What is your employee thinking?
One key principle of the Management By Delegation Program is to “delegate through the lens of the employee.” This is highly useful. The trick is how to accomplish this mind melding level of communication. Science sheds light on how this works. In a recent article, in Discover magazine, Amy Barth discusses research completed by Lauren Silbert at Princeton in an article entitled “Good Listeners Get Inside Your Head.” This research involves some pretty complicated Neuroscience around how the brain can “anticipate” what may be going on in another person’s brain during communication. So what does this have to do with management by delegation? A whole bunch!

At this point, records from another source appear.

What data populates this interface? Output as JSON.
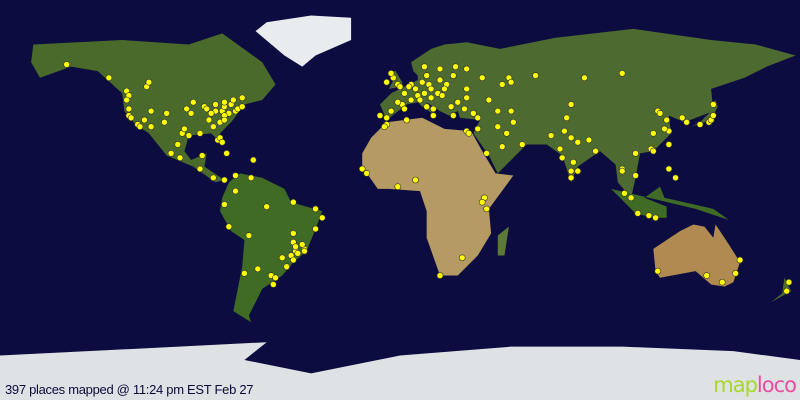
{
  "caption": "397 places mapped @ 11:24 pm EST Feb 27",
  "logo": {
    "part1": "map",
    "part2": "loco"
  },
  "colors": {
    "ocean": "#0c0c40",
    "marker": "#ffff00",
    "logo_map": "#a7d72a",
    "logo_loco": "#ee4c9f"
  },
  "projection": "equirectangular",
  "markers_latlon": [
    [
      49,
      -123
    ],
    [
      47,
      -122
    ],
    [
      45,
      -123
    ],
    [
      41,
      -122
    ],
    [
      38,
      -122
    ],
    [
      37,
      -121
    ],
    [
      34,
      -118
    ],
    [
      33,
      -117
    ],
    [
      36,
      -115
    ],
    [
      33,
      -112
    ],
    [
      40,
      -112
    ],
    [
      39,
      -105
    ],
    [
      35,
      -106
    ],
    [
      30,
      -98
    ],
    [
      32,
      -97
    ],
    [
      29,
      -95
    ],
    [
      30,
      -90
    ],
    [
      33,
      -84
    ],
    [
      35,
      -81
    ],
    [
      36,
      -86
    ],
    [
      39,
      -94
    ],
    [
      41,
      -96
    ],
    [
      44,
      -93
    ],
    [
      42,
      -88
    ],
    [
      41,
      -87
    ],
    [
      43,
      -83
    ],
    [
      40,
      -83
    ],
    [
      39,
      -85
    ],
    [
      40,
      -80
    ],
    [
      42,
      -79
    ],
    [
      43,
      -76
    ],
    [
      40,
      -74
    ],
    [
      41,
      -73
    ],
    [
      42,
      -71
    ],
    [
      39,
      -77
    ],
    [
      38,
      -79
    ],
    [
      36,
      -79
    ],
    [
      27,
      -82
    ],
    [
      28,
      -81
    ],
    [
      26,
      -80
    ],
    [
      45,
      -75
    ],
    [
      44,
      -79
    ],
    [
      46,
      -71
    ],
    [
      51,
      -114
    ],
    [
      53,
      -113
    ],
    [
      19,
      -99
    ],
    [
      21,
      -103
    ],
    [
      20,
      -89
    ],
    [
      25,
      -100
    ],
    [
      14,
      -90
    ],
    [
      10,
      -84
    ],
    [
      9,
      -79
    ],
    [
      18,
      -66
    ],
    [
      21,
      -78
    ],
    [
      11,
      -74
    ],
    [
      10,
      -67
    ],
    [
      4,
      -74
    ],
    [
      -2,
      -79
    ],
    [
      -12,
      -77
    ],
    [
      -16,
      -68
    ],
    [
      -23,
      -47
    ],
    [
      -22,
      -43
    ],
    [
      -20,
      -44
    ],
    [
      -25,
      -49
    ],
    [
      -30,
      -51
    ],
    [
      -27,
      -48
    ],
    [
      -15,
      -48
    ],
    [
      -13,
      -38
    ],
    [
      -8,
      -35
    ],
    [
      -4,
      -38
    ],
    [
      -3,
      -60
    ],
    [
      -1,
      -48
    ],
    [
      -34,
      -58
    ],
    [
      -31,
      -64
    ],
    [
      -33,
      -70
    ],
    [
      -38,
      -57
    ],
    [
      -23,
      -43
    ],
    [
      -19,
      -48
    ],
    [
      -21,
      -47
    ],
    [
      -24,
      -46
    ],
    [
      -26,
      -53
    ],
    [
      -35,
      -56
    ],
    [
      53,
      -6
    ],
    [
      52,
      -1
    ],
    [
      51,
      0
    ],
    [
      55,
      -3
    ],
    [
      57,
      -4
    ],
    [
      48,
      2
    ],
    [
      45,
      5
    ],
    [
      43,
      1
    ],
    [
      44,
      -1
    ],
    [
      40,
      -4
    ],
    [
      41,
      2
    ],
    [
      38,
      -9
    ],
    [
      37,
      -6
    ],
    [
      52,
      5
    ],
    [
      51,
      4
    ],
    [
      50,
      7
    ],
    [
      52,
      13
    ],
    [
      48,
      11
    ],
    [
      53,
      10
    ],
    [
      47,
      8
    ],
    [
      46,
      14
    ],
    [
      45,
      9
    ],
    [
      42,
      12
    ],
    [
      41,
      15
    ],
    [
      38,
      15
    ],
    [
      50,
      14
    ],
    [
      48,
      17
    ],
    [
      47,
      19
    ],
    [
      52,
      21
    ],
    [
      50,
      20
    ],
    [
      54,
      18
    ],
    [
      56,
      24
    ],
    [
      59,
      18
    ],
    [
      60,
      25
    ],
    [
      60,
      11
    ],
    [
      56,
      12
    ],
    [
      59,
      30
    ],
    [
      55,
      37
    ],
    [
      50,
      30
    ],
    [
      46,
      30
    ],
    [
      44,
      26
    ],
    [
      42,
      23
    ],
    [
      38,
      24
    ],
    [
      41,
      29
    ],
    [
      39,
      33
    ],
    [
      37,
      35
    ],
    [
      40,
      44
    ],
    [
      45,
      40
    ],
    [
      52,
      46
    ],
    [
      55,
      49
    ],
    [
      56,
      61
    ],
    [
      55,
      83
    ],
    [
      57,
      100
    ],
    [
      53,
      50
    ],
    [
      40,
      50
    ],
    [
      32,
      35
    ],
    [
      31,
      30
    ],
    [
      30,
      31
    ],
    [
      36,
      3
    ],
    [
      34,
      -6
    ],
    [
      33,
      -7
    ],
    [
      14,
      -17
    ],
    [
      12,
      -15
    ],
    [
      6,
      -1
    ],
    [
      9,
      7
    ],
    [
      1,
      38
    ],
    [
      -1,
      37
    ],
    [
      -4,
      39
    ],
    [
      -26,
      28
    ],
    [
      -34,
      18
    ],
    [
      24,
      46
    ],
    [
      21,
      39
    ],
    [
      25,
      55
    ],
    [
      30,
      48
    ],
    [
      35,
      51
    ],
    [
      33,
      44
    ],
    [
      29,
      68
    ],
    [
      31,
      74
    ],
    [
      28,
      77
    ],
    [
      26,
      80
    ],
    [
      23,
      72
    ],
    [
      19,
      73
    ],
    [
      17,
      78
    ],
    [
      13,
      80
    ],
    [
      13,
      77
    ],
    [
      22,
      88
    ],
    [
      10,
      77
    ],
    [
      27,
      85
    ],
    [
      37,
      75
    ],
    [
      43,
      77
    ],
    [
      40,
      116
    ],
    [
      39,
      117
    ],
    [
      36,
      120
    ],
    [
      31,
      121
    ],
    [
      32,
      119
    ],
    [
      30,
      114
    ],
    [
      23,
      113
    ],
    [
      22,
      114
    ],
    [
      25,
      121
    ],
    [
      37,
      127
    ],
    [
      35,
      129
    ],
    [
      34,
      135
    ],
    [
      35,
      139
    ],
    [
      36,
      140
    ],
    [
      38,
      141
    ],
    [
      43,
      141
    ],
    [
      14,
      100
    ],
    [
      13,
      100
    ],
    [
      11,
      106
    ],
    [
      21,
      106
    ],
    [
      3,
      101
    ],
    [
      1,
      104
    ],
    [
      -6,
      107
    ],
    [
      -7,
      112
    ],
    [
      -8,
      115
    ],
    [
      14,
      121
    ],
    [
      10,
      124
    ],
    [
      -33,
      151
    ],
    [
      -37,
      145
    ],
    [
      -27,
      153
    ],
    [
      -34,
      138
    ],
    [
      -32,
      116
    ],
    [
      -41,
      174
    ],
    [
      -37,
      175
    ],
    [
      55,
      -131
    ],
    [
      61,
      -150
    ]
  ]
}
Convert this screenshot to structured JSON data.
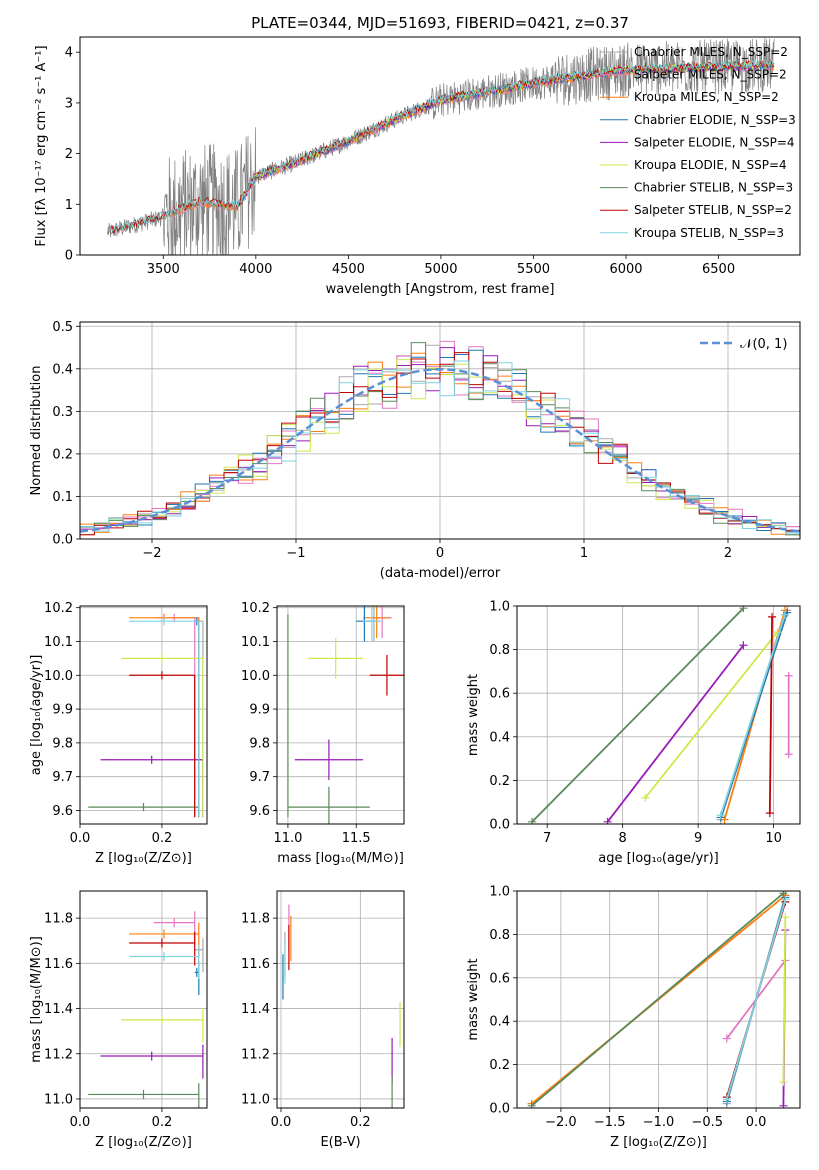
{
  "title": "PLATE=0344, MJD=51693, FIBERID=0421, z=0.37",
  "colors": {
    "chabrier_miles": "#aaaaaa",
    "salpeter_miles": "#e377c2",
    "kroupa_miles": "#ff7f0e",
    "chabrier_elodie": "#1f77b4",
    "salpeter_elodie": "#9a1ab8",
    "kroupa_elodie": "#cfe84a",
    "chabrier_stelib": "#5a8a5a",
    "salpeter_stelib": "#c00000",
    "kroupa_stelib": "#7fd3e0",
    "normal_curve": "#5b8fd6",
    "spectrum": "#808080"
  },
  "chart_data": [
    {
      "id": "spectrum",
      "type": "line",
      "xlabel": "wavelength [Angstrom, rest frame]",
      "ylabel": "Flux [fλ 10⁻¹⁷ erg cm⁻² s⁻¹ A⁻¹]",
      "xlim": [
        3050,
        6940
      ],
      "ylim": [
        0,
        4.3
      ],
      "xticks": [
        "3500",
        "4000",
        "4500",
        "5000",
        "5500",
        "6000",
        "6500"
      ],
      "yticks": [
        "0",
        "1",
        "2",
        "3",
        "4"
      ],
      "grid": false,
      "legend_position": "top-right",
      "data_range": [
        3200,
        6800
      ],
      "model_breakpoints": {
        "x": [
          3200,
          3350,
          3500,
          3700,
          3900,
          4000,
          4200,
          4500,
          4800,
          5000,
          5300,
          5600,
          6000,
          6400,
          6800
        ],
        "y": [
          0.45,
          0.6,
          0.75,
          1.05,
          0.95,
          1.55,
          1.8,
          2.25,
          2.75,
          3.05,
          3.25,
          3.45,
          3.65,
          3.7,
          3.75
        ]
      },
      "legend": [
        "Chabrier MILES, N_SSP=2",
        "Salpeter MILES, N_SSP=2",
        "Kroupa MILES, N_SSP=2",
        "Chabrier ELODIE, N_SSP=3",
        "Salpeter ELODIE, N_SSP=4",
        "Kroupa ELODIE, N_SSP=4",
        "Chabrier STELIB, N_SSP=3",
        "Salpeter STELIB, N_SSP=2",
        "Kroupa STELIB, N_SSP=3"
      ]
    },
    {
      "id": "residuals",
      "type": "line",
      "xlabel": "(data-model)/error",
      "ylabel": "Normed distribution",
      "xlim": [
        -2.5,
        2.5
      ],
      "ylim": [
        0,
        0.51
      ],
      "xticks": [
        "−2",
        "−1",
        "0",
        "1",
        "2"
      ],
      "yticks": [
        "0.0",
        "0.1",
        "0.2",
        "0.3",
        "0.4",
        "0.5"
      ],
      "grid": true,
      "legend_position": "top-right",
      "legend_label": "𝒩(0, 1)",
      "bin_width": 0.1
    },
    {
      "id": "age-vs-Z",
      "type": "scatter",
      "xlabel": "Z [log₁₀(Z/Z⊙)]",
      "ylabel": "age  [log₁₀(age/yr)]",
      "xlim": [
        0,
        0.31
      ],
      "ylim": [
        9.56,
        10.205
      ],
      "xticks": [
        "0.0",
        "0.2"
      ],
      "yticks": [
        "9.6",
        "9.7",
        "9.8",
        "9.9",
        "10.0",
        "10.1",
        "10.2"
      ],
      "grid": true
    },
    {
      "id": "age-vs-mass",
      "type": "scatter",
      "xlabel": "mass [log₁₀(M/M⊙)]",
      "xlim": [
        10.92,
        11.85
      ],
      "ylim": [
        9.56,
        10.205
      ],
      "xticks": [
        "11.0",
        "11.5"
      ],
      "yticks": [
        "9.6",
        "9.7",
        "9.8",
        "9.9",
        "10.0",
        "10.1",
        "10.2"
      ],
      "grid": true
    },
    {
      "id": "weight-vs-age",
      "type": "line",
      "xlabel": "age  [log₁₀(age/yr)]",
      "ylabel": "mass weight",
      "xlim": [
        6.6,
        10.35
      ],
      "ylim": [
        0,
        1
      ],
      "xticks": [
        "7",
        "8",
        "9",
        "10"
      ],
      "yticks": [
        "0.0",
        "0.2",
        "0.4",
        "0.6",
        "0.8",
        "1.0"
      ],
      "grid": true
    },
    {
      "id": "mass-vs-Z",
      "type": "scatter",
      "xlabel": "Z [log₁₀(Z/Z⊙)]",
      "ylabel": "mass [log₁₀(M/M⊙)]",
      "xlim": [
        0,
        0.31
      ],
      "ylim": [
        10.96,
        11.92
      ],
      "xticks": [
        "0.0",
        "0.2"
      ],
      "yticks": [
        "11.0",
        "11.2",
        "11.4",
        "11.6",
        "11.8"
      ],
      "grid": true
    },
    {
      "id": "mass-vs-ebv",
      "type": "scatter",
      "xlabel": "E(B-V)",
      "xlim": [
        -0.01,
        0.31
      ],
      "ylim": [
        10.96,
        11.92
      ],
      "xticks": [
        "0.0",
        "0.2"
      ],
      "yticks": [
        "11.0",
        "11.2",
        "11.4",
        "11.6",
        "11.8"
      ],
      "grid": true
    },
    {
      "id": "weight-vs-Z",
      "type": "line",
      "xlabel": "Z [log₁₀(Z/Z⊙)]",
      "ylabel": "mass weight",
      "xlim": [
        -2.45,
        0.45
      ],
      "ylim": [
        0,
        1
      ],
      "xticks": [
        "−2.0",
        "−1.5",
        "−1.0",
        "−0.5",
        "0.0"
      ],
      "yticks": [
        "0.0",
        "0.2",
        "0.4",
        "0.6",
        "0.8",
        "1.0"
      ],
      "grid": true
    }
  ],
  "fits": [
    {
      "key": "chabrier_miles",
      "age": [
        10.16,
        10.16
      ],
      "Z": [
        0.28,
        0.3
      ],
      "mass_tot": 11.66,
      "ebv": [
        0.01,
        0.01
      ],
      "w": [
        0.02,
        0.98
      ],
      "ages": [
        9.3,
        10.18
      ],
      "Zs": [
        -0.3,
        0.3
      ]
    },
    {
      "key": "salpeter_miles",
      "age": [
        10.17,
        10.17
      ],
      "Z": [
        0.18,
        0.28
      ],
      "mass_tot": 11.78,
      "ebv": [
        0.02,
        0.02
      ],
      "w": [
        0.32,
        0.68
      ],
      "ages": [
        10.2,
        10.2
      ],
      "Zs": [
        -0.3,
        0.3
      ]
    },
    {
      "key": "kroupa_miles",
      "age": [
        10.17,
        10.17
      ],
      "Z": [
        0.12,
        0.29
      ],
      "mass_tot": 11.73,
      "ebv": [
        0.025,
        0.025
      ],
      "w": [
        0.02,
        0.98
      ],
      "ages": [
        9.35,
        10.15
      ],
      "Zs": [
        -2.3,
        0.3
      ]
    },
    {
      "key": "chabrier_elodie",
      "age": [
        10.16,
        10.16
      ],
      "Z": [
        0.28,
        0.29
      ],
      "mass_tot": 11.56,
      "ebv": [
        0.005,
        0.005
      ],
      "w": [
        0.03,
        0.97
      ],
      "ages": [
        9.3,
        10.18
      ],
      "Zs": [
        -0.3,
        0.3
      ]
    },
    {
      "key": "salpeter_elodie",
      "age": [
        9.75,
        9.75
      ],
      "Z": [
        0.05,
        0.3
      ],
      "mass_tot": 11.19,
      "ebv": [
        0.28,
        0.28
      ],
      "w": [
        0.01,
        0.82
      ],
      "ages": [
        7.8,
        9.6
      ],
      "Zs": [
        0.28,
        0.3
      ]
    },
    {
      "key": "kroupa_elodie",
      "age": [
        10.05,
        10.05
      ],
      "Z": [
        0.1,
        0.3
      ],
      "mass_tot": 11.35,
      "ebv": [
        0.3,
        0.3
      ],
      "w": [
        0.12,
        0.88
      ],
      "ages": [
        8.3,
        10.05
      ],
      "Zs": [
        0.28,
        0.3
      ]
    },
    {
      "key": "chabrier_stelib",
      "age": [
        9.61,
        9.61
      ],
      "Z": [
        0.02,
        0.29
      ],
      "mass_tot": 11.02,
      "ebv": [
        0.28,
        0.28
      ],
      "w": [
        0.01,
        0.99
      ],
      "ages": [
        6.8,
        9.6
      ],
      "Zs": [
        -2.3,
        0.28
      ]
    },
    {
      "key": "salpeter_stelib",
      "age": [
        10.0,
        10.0
      ],
      "Z": [
        0.12,
        0.28
      ],
      "mass_tot": 11.69,
      "ebv": [
        0.02,
        0.02
      ],
      "w": [
        0.05,
        0.95
      ],
      "ages": [
        9.95,
        9.98
      ],
      "Zs": [
        -0.3,
        0.3
      ]
    },
    {
      "key": "kroupa_stelib",
      "age": [
        10.16,
        10.16
      ],
      "Z": [
        0.12,
        0.29
      ],
      "mass_tot": 11.63,
      "ebv": [
        0.01,
        0.01
      ],
      "w": [
        0.04,
        0.96
      ],
      "ages": [
        9.3,
        10.15
      ],
      "Zs": [
        -0.3,
        0.3
      ]
    }
  ]
}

Delegating past Time & Attention
2 Keys to Delegating Work Assignments
- Think ahead about how the Employee might see the Assignment – Where a manager is going to delegate an important task or project action step, they can stop and think about how the employee may see the assignment. Give some thought to past experience with this employee’s assignments. What is the employee involved in now that might affect their perception of the added task? What has been the history of this persons execution of work? What is going on in their business or personal life that could affect how they engage the new assignment? Just think about these items and then be prepared to communicate accordingly.
- When Communicating a Work Assignment, Listen, Listen, Listen – the ongoing science of communication clearly supports the importance of effective listening. Do we apply this lesson, which we have all heard before? We are talking about the intensity level and focus of how we listen to others. For the manager, when delegating and discussing the task to be given, the responses of the employee are essential to effective delegation. The manager needs to ask questions to clarify and make sure the employee has understood the assignment. By working hard to become an “attentive listener” the manger will get a much better look at how the employee is thinking about the assignment. The manager can anticipate their responses and then seek better clarification.